I can't push a file to hub that's over 10MB, even though I am using the HF API and it should auto-add it. I thought this was updated but for some reason is happening to my repo.

File can't be posted here, but can download here: https://drive.google.com/file/d/1hRIZZHc1pHklobM-wSbH7UPrBJg5pPwy/view?usp=sharing

I have about 2000 of these...

Reproduction

api.upload_file(
                    path_or_fileobj=PATH_TO_FILE,
                    path_in_repo="train/starcoder/starcoder_0040-tokenized-chunked-1024-512-128-backfill-nodups/shard.00056.mds",
                    repo_id="orionweller/generic_data_v2",
                    commit_message=f"Upload missing file: {file}",
                    repo_type="dataset"
                )

Logs

Bad request for commit endpoint:                                                                                                                                                                                                
Your push was rejected because it contains files larger than 10 MiB. Please use https://git-lfs.github.com/ to store large files. See also: https://hf.co/docs/hub/repositories-getting-started#terminal Offending files: - .git
attributes (ref: refs/heads/main)

System info

- huggingface_hub version: 0.26.2
- Platform: Linux-4.18.0-477.27.1.el8_8.x86_64-x86_64-with-glibc2.28
- Python version: 3.11.9
- Running in iPython ?: No
- Running in notebook ?: No
- Running in Google Colab ?: No
- Running in Google Colab Enterprise ?: No
- Token path ?: /home/oweller2/my_scratch/cache/token
- Has saved token ?: True
- Who am I ?: orionweller
- Configured git credential helpers: store
- FastAI: N/A
- Tensorflow: N/A
- Torch: 2.4.0
- Jinja2: 3.1.4
- Graphviz: N/A
- keras: N/A
- Pydot: N/A
- Pillow: 10.3.0
- hf_transfer: N/A
- gradio: N/A
- tensorboard: N/A
- numpy: 1.26.4
- pydantic: N/A
- aiohttp: 3.10.5
- ENDPOINT: https://huggingface.co
- HF_HUB_CACHE: /home/oweller2/my_scratch/cache/hub
- HF_ASSETS_CACHE: /home/oweller2/my_scratch/cache/assets
- HF_TOKEN_PATH: /home/oweller2/my_scratch/cache/token
- HF_STORED_TOKENS_PATH: /home/oweller2/my_scratch/cache/stored_tokens
- HF_HUB_OFFLINE: False
- HF_HUB_DISABLE_TELEMETRY: False
- HF_HUB_DISABLE_PROGRESS_BARS: None
- HF_HUB_DISABLE_SYMLINKS_WARNING: False
- HF_HUB_DISABLE_EXPERIMENTAL_WARNING: False
- HF_HUB_DISABLE_IMPLICIT_TOKEN: False
- HF_HUB_ENABLE_HF_TRANSFER: False
- HF_HUB_ETAG_TIMEOUT: 10
- HF_HUB_DOWNLOAD_TIMEOUT: 10

Answer 1 · 2024-11-18T20:56:48.000Z

Hmm, I manually updated the .gitattributes to add those files (which pushed it over 10MB) but then I consolidated it by doing directories instead of individual paths and now it works.
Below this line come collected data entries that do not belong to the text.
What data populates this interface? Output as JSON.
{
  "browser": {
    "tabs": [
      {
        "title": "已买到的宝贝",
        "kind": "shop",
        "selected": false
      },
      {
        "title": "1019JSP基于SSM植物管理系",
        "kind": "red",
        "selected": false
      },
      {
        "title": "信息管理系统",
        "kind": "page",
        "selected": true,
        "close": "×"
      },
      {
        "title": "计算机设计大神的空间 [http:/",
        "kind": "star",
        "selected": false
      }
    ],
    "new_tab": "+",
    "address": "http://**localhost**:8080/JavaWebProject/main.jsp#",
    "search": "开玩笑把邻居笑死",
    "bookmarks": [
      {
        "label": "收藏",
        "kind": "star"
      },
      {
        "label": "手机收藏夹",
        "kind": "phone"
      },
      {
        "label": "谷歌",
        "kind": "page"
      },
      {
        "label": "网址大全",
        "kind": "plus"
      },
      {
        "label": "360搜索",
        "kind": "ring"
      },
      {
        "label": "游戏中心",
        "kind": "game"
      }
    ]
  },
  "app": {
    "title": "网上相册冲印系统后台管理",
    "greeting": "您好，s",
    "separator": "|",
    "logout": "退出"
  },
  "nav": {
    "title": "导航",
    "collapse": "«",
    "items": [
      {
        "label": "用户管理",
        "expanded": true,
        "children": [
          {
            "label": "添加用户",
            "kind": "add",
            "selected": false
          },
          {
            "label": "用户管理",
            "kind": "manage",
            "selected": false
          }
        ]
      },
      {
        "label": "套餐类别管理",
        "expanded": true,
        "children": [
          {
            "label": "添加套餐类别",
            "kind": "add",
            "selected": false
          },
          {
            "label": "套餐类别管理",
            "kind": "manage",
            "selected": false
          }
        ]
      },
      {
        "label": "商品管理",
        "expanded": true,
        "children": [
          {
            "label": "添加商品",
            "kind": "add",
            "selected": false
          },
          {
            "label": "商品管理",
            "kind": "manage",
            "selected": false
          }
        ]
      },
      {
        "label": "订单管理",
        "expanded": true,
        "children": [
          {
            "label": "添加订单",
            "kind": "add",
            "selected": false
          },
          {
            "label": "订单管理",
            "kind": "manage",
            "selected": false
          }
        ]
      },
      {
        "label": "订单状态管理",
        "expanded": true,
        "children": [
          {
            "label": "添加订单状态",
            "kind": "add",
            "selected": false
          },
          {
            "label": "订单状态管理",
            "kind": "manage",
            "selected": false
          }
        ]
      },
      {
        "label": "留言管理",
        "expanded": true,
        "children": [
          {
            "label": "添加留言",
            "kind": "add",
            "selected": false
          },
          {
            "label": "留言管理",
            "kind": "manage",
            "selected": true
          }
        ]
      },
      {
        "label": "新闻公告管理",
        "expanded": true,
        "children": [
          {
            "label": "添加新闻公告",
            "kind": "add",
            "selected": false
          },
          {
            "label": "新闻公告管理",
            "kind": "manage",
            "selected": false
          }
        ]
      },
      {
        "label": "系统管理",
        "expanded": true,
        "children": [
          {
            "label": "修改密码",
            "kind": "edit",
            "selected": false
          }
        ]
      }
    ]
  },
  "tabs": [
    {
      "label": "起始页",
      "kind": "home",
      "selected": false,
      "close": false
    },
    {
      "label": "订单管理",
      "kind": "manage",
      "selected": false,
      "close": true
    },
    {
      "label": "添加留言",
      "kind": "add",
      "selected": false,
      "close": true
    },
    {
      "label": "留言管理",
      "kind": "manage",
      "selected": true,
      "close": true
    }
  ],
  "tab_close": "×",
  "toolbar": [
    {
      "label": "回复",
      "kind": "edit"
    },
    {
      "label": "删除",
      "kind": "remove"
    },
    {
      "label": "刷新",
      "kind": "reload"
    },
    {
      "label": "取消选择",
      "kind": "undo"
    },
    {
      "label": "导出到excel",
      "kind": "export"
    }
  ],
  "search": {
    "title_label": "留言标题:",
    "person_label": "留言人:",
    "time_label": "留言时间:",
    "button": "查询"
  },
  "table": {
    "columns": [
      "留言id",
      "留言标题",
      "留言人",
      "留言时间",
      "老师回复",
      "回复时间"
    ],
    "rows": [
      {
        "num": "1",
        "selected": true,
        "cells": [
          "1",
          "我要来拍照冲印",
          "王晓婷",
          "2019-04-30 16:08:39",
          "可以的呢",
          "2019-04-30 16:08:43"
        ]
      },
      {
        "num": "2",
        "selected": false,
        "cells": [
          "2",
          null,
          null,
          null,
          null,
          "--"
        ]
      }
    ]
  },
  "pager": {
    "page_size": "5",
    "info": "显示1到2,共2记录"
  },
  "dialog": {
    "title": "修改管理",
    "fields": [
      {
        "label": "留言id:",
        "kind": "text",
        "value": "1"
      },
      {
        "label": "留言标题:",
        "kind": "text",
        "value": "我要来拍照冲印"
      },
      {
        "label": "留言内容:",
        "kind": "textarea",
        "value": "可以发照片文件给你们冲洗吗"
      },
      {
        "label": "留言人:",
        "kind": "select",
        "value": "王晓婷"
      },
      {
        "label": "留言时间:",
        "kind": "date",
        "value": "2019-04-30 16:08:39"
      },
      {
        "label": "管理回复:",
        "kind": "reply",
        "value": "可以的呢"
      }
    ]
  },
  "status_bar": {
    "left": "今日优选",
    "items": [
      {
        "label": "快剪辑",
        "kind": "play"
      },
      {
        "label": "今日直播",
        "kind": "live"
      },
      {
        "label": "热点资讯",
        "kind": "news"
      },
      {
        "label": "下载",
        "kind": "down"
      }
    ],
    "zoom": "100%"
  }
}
This is no longer reproducible since I am finishing uploading but it seems like that would be the bug. Once the .gitattributes is close to 10MB, you can't use this API anymore since it will try to add to the .gitattributes which then can't fit because it's > 10mb and thus can't update or allow other files to update.
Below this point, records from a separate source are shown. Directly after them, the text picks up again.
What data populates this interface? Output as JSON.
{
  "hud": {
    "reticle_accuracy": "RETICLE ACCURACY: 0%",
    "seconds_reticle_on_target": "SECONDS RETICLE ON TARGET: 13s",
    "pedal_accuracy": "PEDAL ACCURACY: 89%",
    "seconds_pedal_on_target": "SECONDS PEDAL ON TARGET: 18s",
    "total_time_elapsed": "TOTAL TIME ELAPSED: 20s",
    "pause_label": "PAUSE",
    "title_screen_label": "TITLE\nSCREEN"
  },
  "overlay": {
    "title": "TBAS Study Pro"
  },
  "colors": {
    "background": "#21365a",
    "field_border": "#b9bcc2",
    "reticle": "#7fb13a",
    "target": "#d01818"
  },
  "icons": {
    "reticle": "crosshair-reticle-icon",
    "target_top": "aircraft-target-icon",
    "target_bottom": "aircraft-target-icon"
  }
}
Answer 2 · 2024-11-19T08:35:29.000Z

Hi @orionw, sorry for the inconvenience. Usually binary files are already tracked by default as LFS so this error is very rare. Also, it seems that it happens only when a repo starts to have over 60k files that are in folders and subfolders with very long names (i.e. really not often 😄).
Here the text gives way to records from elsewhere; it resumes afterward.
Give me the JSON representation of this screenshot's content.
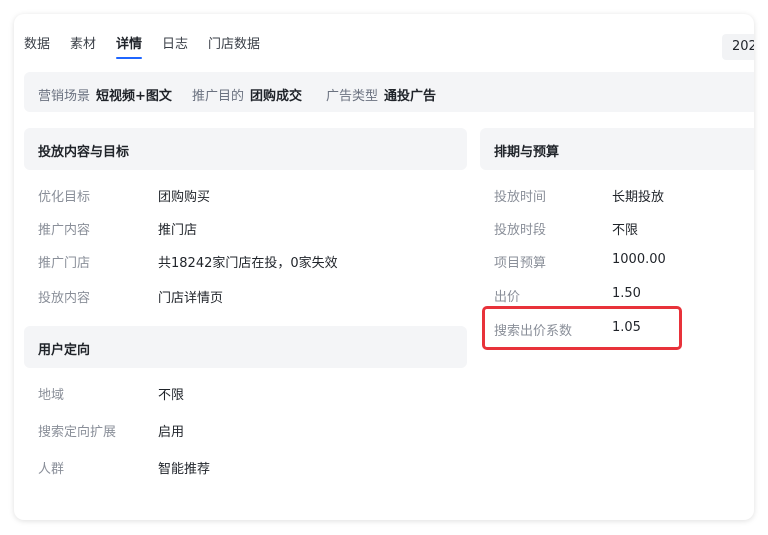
{
  "tabs": [
    {
      "label": "数据"
    },
    {
      "label": "素材"
    },
    {
      "label": "详情"
    },
    {
      "label": "日志"
    },
    {
      "label": "门店数据"
    }
  ],
  "date_badge": "202",
  "summary": {
    "scene_key": "营销场景",
    "scene_val": "短视频+图文",
    "purpose_key": "推广目的",
    "purpose_val": "团购成交",
    "adtype_key": "广告类型",
    "adtype_val": "通投广告"
  },
  "content": {
    "title": "投放内容与目标",
    "rows": [
      {
        "key": "优化目标",
        "value": "团购购买"
      },
      {
        "key": "推广内容",
        "value": "推门店"
      },
      {
        "key": "推广门店",
        "value": "共18242家门店在投，0家失效"
      },
      {
        "key": "投放内容",
        "value": "门店详情页"
      }
    ]
  },
  "targeting": {
    "title": "用户定向",
    "rows": [
      {
        "key": "地域",
        "value": "不限"
      },
      {
        "key": "搜索定向扩展",
        "value": "启用"
      },
      {
        "key": "人群",
        "value": "智能推荐"
      }
    ]
  },
  "schedule": {
    "title": "排期与预算",
    "rows": [
      {
        "key": "投放时间",
        "value": "长期投放"
      },
      {
        "key": "投放时段",
        "value": "不限"
      },
      {
        "key": "项目预算",
        "value": "1000.00"
      },
      {
        "key": "出价",
        "value": "1.50"
      },
      {
        "key": "搜索出价系数",
        "value": "1.05"
      }
    ]
  },
  "colors": {
    "accent": "#1f66ff",
    "highlight": "#e8323a",
    "panel_bg": "#f4f5f7"
  }
}
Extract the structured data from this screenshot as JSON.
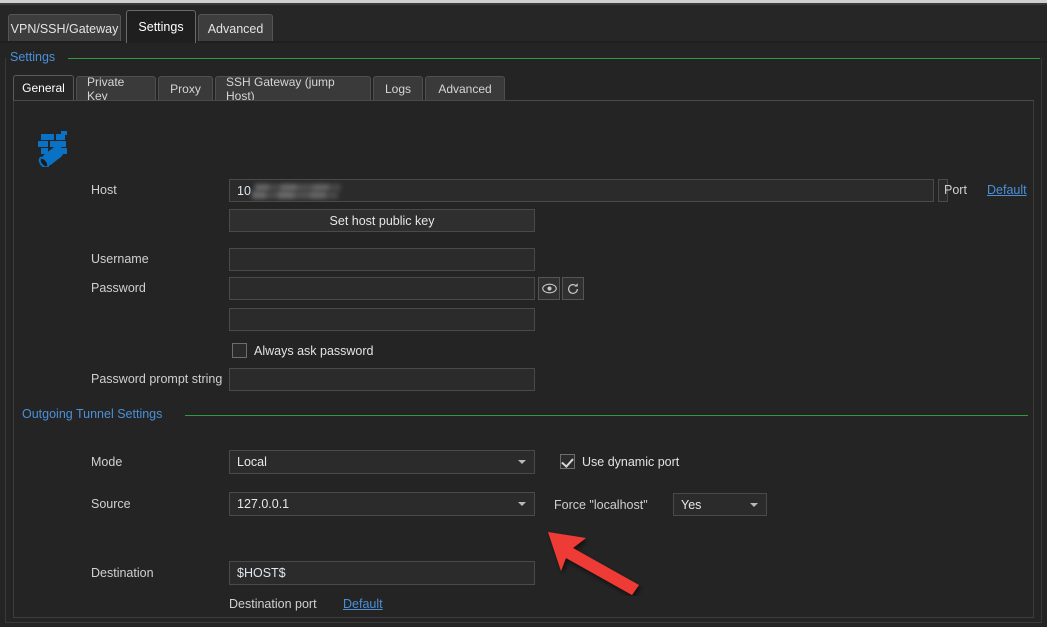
{
  "window": {
    "outer_tabs": [
      {
        "label": "VPN/SSH/Gateway",
        "active": false
      },
      {
        "label": "Settings",
        "active": true
      },
      {
        "label": "Advanced",
        "active": false
      }
    ]
  },
  "settings_group": {
    "title": "Settings",
    "rule_color": "#2e9b3e"
  },
  "inner_tabs": [
    {
      "label": "General",
      "active": true
    },
    {
      "label": "Private Key",
      "active": false
    },
    {
      "label": "Proxy",
      "active": false
    },
    {
      "label": "SSH Gateway (jump Host)",
      "active": false
    },
    {
      "label": "Logs",
      "active": false
    },
    {
      "label": "Advanced",
      "active": false
    }
  ],
  "general": {
    "connection_icon": "firewall-tunnel-icon",
    "host": {
      "label": "Host",
      "value": "10",
      "value_redacted": true,
      "port_label": "Port",
      "port_default_link": "Default"
    },
    "set_host_public_key_button": "Set host public key",
    "username": {
      "label": "Username",
      "value": "",
      "placeholder": ""
    },
    "password": {
      "label": "Password",
      "value": "",
      "reveal_icon": "eye-icon",
      "generate_icon": "refresh-icon",
      "confirm_value": ""
    },
    "always_ask_password": {
      "label": "Always ask password",
      "checked": false
    },
    "password_prompt_string": {
      "label": "Password prompt string",
      "value": ""
    }
  },
  "outgoing_tunnel": {
    "title": "Outgoing Tunnel Settings",
    "mode": {
      "label": "Mode",
      "value": "Local"
    },
    "source": {
      "label": "Source",
      "value": "127.0.0.1"
    },
    "use_dynamic_port": {
      "label": "Use dynamic port",
      "checked": true
    },
    "force_localhost": {
      "label": "Force \"localhost\"",
      "value": "Yes"
    },
    "destination": {
      "label": "Destination",
      "value": "$HOST$"
    },
    "destination_port": {
      "label": "Destination port",
      "default_link": "Default"
    }
  },
  "annotation": {
    "arrow_color": "#ef3b36",
    "points_to": "destination-input"
  }
}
Anyway, editing the .gitattributes file was indeed the way to go for this! The best solution is to track all .mds files as LFS instead of doing it folder per folder. I have opened a PR that should definitely solve your issue: https://huggingface.co/datasets/orionweller/generic_data_v2/discussions/55

# MDS files
*.mds filter=lfs diff=lfs merge=lfs -text

Given that the hard limit for a repo is 100k files, the 10MB limit on the gitattributes file has very very little chances to happen (and sorry it happened for you^^). Therefore, we will most probably not optimize the Hub for this use case.

Answer 3 · 2024-11-19T08:38:14.000Z

Btw, I saw in https://huggingface.co/datasets/orionweller/generic_data_v2/discussions, that you use a lot the "multi_commit" flag to upload large folders. This was an experimental feature designed to test things in the past. Recently we've updated the workflow to provide a similar feature that is easier to work with. I'd recommend to use the new hf_api.upload_large_folder method or the huggingface-cli upload-large-folder command line. More details here: https://huggingface.co/docs/huggingface_hub/guides/upload#upload-a-large-folder (you'll need to update your huggingface_hub version as well)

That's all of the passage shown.